Un titolo indiscusso
Da qui in avanti nulla più venne opposto in Firenze alla titolarità della SS. Annunziata sulla festa del 25 marzo. Ulteriori passaggi degli anni successivi andarono a solidificare ancora di più questo aspetto. Citiamo in particolare come il 10 agosto 1441, papa Eugenio IV con la lettera Cum pro debito rivolgendosi al cardinale Giulano Casarini per motivare la necessità di imporre la presenza di frati della Congregazione dell’Osservanza dei Servi di Maria nel cenobio fiorentino, indicava pure “la devozione all’immagine dipinta della santa Madre di Dio, illustre per i quotidiani miracoli, [alla quale] accorre grande moltitudine di popolo della città e da diverse parti del mondo”.[8]
Appena pochi anni
più tardi nel 1447 iniziarono i lavori del Tempietto michelozziano che ancora
oggi caratterizza la devozione alla SS. Annunziata e che il restauro del
2019-2020 ha riportato ai colori d’un tempo. Nell’insieme, questo spiega il
profondo legame della SS. Annunziata con il Capodanno fiorentino, in un legame
di fede e tradizioni che in qualche maniera fa apprezzare lo scorrere del tempo
e la continuità di significati.
fra Emanuele M. Cattarossi
albatrosm2013@gmail.com
[1] A. Cappelli, Cronologia. Cronografia e Calendario Perpetuo (Settima Edizione), Hoepli, Milano, 1998 p. 8; A. Pratesi, Genesi e forme del documento medievale (Historica 28), Milano, Jouvence, 1998, pp. 126-127.
[2] ASF, Diplomatico, 1361 agosto 17 (URL https://archiviodigitale-icar.cultura.gov.it/it/185/ricerca/detail/69853 u.c. 23.03.2026); Annales OSM I, 61; Monumenta OSM X, 65; regesto in Fonti Storico-Spirituali OSM, II, p. 35 (n. 37).
[3] ASF, vol. 841, f. 29, Usc. 1384 luglio 30: «Item dedi pro aptatura unius bordonis (una trave) in ecclesia super Annuntiatam, quia superposita fuit in medio una catena et cum ligamine ferreo et pro acutis et pro magisterio... ll. 37». AGOSM, F. Tozzi, «Spoglio A», «1384, palco per le immagini da farsi alla cappella di San Niccolò (entrata, a 33) », edizione E. M. Cattarossi, Gli anni del generalato di Andrea di Faenza negli Spogli Tozzi (1375-1396), «Studi Storici OSM», 61-62 (2011-2012), pp. 585.605. A questi lavori si riferiva senza dubbio il Sacchetti «Novelle», II, p. 225, ediz. 1724 «... alla quale (SS. Annunziata) sono state poste e appiccate tante immagini che se le mura non fossero poco tempo fa state incatenate, a pericolo erano col tetto insieme di non dare in terra», cfr. E. Casalini, Una icona di famiglia. Nuovi contributi di storia e d’arte sulla SS. Annunziata di Firenze, (Biblioteca Toscana dell’Ordine dei Servi di Maria, Colligite 10), Firenze, Convento SS. Annunziata, 1998, p. 21.

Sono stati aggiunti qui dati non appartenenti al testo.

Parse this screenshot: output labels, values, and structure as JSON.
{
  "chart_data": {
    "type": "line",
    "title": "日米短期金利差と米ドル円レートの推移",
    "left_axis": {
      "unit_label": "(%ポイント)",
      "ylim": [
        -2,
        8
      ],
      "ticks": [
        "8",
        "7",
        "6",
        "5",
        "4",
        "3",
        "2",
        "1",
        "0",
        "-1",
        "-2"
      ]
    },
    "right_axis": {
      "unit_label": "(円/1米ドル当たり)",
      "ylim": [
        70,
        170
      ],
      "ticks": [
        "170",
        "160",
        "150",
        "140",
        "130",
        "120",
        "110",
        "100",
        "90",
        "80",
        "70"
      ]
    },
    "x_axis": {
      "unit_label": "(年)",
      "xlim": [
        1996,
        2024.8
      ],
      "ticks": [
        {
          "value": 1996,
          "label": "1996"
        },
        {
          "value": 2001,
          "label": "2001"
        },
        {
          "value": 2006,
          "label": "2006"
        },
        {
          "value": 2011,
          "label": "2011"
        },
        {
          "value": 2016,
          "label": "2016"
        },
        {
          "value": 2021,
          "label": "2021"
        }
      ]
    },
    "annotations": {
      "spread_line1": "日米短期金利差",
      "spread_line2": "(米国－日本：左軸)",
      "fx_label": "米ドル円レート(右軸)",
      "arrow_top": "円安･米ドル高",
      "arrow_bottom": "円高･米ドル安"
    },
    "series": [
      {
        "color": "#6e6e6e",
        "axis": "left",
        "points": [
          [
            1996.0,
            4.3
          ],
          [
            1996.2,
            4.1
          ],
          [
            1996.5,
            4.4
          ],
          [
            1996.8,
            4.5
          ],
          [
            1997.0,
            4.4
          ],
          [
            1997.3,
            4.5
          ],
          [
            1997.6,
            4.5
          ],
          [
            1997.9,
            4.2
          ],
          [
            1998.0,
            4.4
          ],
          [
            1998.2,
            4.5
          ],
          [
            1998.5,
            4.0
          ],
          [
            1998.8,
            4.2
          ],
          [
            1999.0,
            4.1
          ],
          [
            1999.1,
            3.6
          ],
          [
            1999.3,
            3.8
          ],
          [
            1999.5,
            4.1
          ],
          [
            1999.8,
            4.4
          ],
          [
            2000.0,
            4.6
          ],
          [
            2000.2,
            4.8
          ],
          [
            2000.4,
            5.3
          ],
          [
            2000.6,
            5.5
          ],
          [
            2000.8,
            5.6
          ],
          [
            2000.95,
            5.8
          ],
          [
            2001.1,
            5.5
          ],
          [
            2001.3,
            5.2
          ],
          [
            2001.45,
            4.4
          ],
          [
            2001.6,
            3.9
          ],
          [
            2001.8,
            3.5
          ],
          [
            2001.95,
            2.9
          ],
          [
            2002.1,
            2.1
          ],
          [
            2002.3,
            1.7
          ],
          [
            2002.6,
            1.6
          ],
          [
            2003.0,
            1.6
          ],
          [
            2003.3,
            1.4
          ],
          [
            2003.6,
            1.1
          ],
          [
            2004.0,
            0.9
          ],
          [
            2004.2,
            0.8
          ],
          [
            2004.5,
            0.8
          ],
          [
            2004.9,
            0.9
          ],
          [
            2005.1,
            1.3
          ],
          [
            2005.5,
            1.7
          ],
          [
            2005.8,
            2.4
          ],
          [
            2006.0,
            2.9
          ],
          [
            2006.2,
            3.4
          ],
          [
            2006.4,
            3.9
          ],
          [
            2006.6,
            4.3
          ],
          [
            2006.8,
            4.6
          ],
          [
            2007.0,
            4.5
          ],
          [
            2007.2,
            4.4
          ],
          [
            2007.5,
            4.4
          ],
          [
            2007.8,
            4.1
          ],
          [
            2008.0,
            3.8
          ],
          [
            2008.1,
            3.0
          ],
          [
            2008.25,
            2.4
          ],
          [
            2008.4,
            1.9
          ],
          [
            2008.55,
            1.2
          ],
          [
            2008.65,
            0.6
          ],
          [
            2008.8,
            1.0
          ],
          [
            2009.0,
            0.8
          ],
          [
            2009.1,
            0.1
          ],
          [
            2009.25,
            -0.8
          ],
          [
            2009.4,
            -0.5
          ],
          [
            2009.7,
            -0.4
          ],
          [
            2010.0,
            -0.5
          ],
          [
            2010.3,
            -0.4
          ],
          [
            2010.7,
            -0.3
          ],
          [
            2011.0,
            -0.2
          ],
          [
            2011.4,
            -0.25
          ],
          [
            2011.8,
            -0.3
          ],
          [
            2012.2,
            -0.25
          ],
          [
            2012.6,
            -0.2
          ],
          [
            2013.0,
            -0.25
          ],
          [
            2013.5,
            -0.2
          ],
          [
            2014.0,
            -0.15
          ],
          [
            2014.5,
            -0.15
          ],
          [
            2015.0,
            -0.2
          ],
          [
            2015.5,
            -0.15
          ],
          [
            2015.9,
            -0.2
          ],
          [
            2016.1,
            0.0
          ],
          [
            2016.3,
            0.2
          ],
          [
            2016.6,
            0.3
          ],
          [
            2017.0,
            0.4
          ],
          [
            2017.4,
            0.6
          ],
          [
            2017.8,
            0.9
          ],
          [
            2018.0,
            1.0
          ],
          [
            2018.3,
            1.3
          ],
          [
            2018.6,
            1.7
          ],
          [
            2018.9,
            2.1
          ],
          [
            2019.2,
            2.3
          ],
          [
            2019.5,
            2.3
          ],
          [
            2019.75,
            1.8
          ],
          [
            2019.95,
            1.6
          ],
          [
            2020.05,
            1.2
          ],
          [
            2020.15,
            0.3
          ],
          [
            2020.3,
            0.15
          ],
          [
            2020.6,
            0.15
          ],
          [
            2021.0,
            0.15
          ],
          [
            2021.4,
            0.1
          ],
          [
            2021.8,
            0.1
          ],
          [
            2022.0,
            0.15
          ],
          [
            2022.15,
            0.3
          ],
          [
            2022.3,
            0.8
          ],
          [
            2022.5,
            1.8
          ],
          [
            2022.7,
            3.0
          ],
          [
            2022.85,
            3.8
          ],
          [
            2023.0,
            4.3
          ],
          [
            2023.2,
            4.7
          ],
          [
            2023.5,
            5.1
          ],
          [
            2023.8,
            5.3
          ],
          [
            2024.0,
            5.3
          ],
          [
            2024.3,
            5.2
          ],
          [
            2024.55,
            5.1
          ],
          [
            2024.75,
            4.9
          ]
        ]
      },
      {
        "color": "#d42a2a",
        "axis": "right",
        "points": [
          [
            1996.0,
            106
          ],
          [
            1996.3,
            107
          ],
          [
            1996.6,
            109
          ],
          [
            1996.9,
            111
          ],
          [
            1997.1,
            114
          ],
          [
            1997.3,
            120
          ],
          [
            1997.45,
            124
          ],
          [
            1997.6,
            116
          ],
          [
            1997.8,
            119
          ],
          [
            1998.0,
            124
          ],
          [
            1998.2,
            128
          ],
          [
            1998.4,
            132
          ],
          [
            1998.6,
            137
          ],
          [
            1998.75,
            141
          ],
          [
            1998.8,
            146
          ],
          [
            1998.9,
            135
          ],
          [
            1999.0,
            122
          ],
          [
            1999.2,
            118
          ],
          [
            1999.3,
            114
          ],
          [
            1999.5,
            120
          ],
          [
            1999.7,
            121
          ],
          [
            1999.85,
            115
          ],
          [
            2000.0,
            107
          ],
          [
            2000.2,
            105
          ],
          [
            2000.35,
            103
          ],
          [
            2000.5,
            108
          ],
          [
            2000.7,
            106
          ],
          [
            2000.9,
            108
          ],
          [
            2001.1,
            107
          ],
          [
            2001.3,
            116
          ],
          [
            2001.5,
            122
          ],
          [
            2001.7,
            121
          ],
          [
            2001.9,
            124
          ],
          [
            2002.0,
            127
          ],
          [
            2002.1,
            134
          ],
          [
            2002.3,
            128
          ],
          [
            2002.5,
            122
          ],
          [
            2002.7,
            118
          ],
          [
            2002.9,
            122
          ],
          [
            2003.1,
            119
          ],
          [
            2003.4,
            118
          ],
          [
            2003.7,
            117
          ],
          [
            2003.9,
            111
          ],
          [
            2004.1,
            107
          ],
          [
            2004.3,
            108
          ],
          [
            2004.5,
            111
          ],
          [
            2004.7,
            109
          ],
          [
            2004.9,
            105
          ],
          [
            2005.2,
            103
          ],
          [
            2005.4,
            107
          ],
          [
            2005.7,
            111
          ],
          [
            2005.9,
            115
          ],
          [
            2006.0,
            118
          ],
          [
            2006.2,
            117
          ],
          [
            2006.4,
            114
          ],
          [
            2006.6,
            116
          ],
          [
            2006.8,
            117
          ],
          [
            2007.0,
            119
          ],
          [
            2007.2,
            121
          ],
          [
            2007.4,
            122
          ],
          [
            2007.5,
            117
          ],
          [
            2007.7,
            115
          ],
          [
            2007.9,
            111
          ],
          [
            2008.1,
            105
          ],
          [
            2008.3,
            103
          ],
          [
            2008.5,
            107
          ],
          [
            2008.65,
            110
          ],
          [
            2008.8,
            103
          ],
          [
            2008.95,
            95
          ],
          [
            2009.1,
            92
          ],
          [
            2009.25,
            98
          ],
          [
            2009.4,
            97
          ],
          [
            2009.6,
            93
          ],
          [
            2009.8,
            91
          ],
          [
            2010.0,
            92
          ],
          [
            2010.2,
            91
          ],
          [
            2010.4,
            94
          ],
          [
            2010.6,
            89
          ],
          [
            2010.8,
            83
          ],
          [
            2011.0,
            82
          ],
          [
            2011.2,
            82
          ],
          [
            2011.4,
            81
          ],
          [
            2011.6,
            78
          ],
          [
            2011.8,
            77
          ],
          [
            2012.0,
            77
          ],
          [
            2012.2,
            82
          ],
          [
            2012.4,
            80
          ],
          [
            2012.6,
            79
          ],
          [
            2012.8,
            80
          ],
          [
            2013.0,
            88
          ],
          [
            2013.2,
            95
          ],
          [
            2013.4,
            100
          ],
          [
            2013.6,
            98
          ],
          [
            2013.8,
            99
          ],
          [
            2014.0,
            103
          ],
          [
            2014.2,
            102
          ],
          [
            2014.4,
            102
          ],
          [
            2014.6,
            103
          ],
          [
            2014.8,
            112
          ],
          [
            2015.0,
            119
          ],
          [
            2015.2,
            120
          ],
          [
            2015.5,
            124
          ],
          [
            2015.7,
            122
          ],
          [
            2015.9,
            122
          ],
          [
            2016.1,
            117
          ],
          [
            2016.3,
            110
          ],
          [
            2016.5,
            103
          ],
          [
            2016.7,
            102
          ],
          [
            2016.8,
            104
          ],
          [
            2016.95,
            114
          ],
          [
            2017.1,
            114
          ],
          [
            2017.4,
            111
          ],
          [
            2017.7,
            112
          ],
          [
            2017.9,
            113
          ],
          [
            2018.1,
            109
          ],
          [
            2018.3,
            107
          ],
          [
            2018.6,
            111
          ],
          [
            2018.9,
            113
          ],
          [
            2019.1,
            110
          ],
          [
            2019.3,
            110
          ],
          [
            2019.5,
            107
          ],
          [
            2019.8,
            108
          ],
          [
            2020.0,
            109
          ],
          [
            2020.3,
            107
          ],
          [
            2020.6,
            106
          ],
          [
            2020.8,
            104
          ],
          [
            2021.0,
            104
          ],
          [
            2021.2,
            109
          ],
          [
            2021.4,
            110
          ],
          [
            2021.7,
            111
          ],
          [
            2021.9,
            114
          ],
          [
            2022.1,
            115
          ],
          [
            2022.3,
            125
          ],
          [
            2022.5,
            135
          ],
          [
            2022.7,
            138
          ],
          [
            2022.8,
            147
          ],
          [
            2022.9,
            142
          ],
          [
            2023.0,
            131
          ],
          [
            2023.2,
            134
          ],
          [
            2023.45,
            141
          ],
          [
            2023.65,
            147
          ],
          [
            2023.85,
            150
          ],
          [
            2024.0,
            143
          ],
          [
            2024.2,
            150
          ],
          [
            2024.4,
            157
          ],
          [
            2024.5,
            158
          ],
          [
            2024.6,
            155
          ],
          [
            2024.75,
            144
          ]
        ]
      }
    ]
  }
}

[4] riportato in C. Guasti, Santa Maria del Fiore. La costruzione della chiesa e del campanile secondo i documenti tratti dall’Archivio dell’Opera Secolare e quello di Stato, Firenze, 1887, pp. 310-311 (n. 464).
[5] riportato in C. Guasti, Santa Maria del Fiore, Firenze, 1887, pp. 311-313 (n. 465).
[6] E. Casalini, La Santissima Annunziata nella storia e nella civiltà fiorentina in Tesori d’Arte dell’Annunziata di Firenze (a cura di Eugenio Casalini, Maria Grazia Ciardi Duprè Del Poggetto, Lamberto Crociani, Dora Liscia Bemporad), Firenze, Alinari, 1987, p. 78.
[7] riportato in C. Guasti, Santa Maria del Fiore, Firenze, 1887, pp. 316-318 (n. 476).
[8] riportato in Annales OSM, I, p. 449-450; regesto in Fonti Storico-Spirituali OSM, II, pp. 174-175 (n. 332).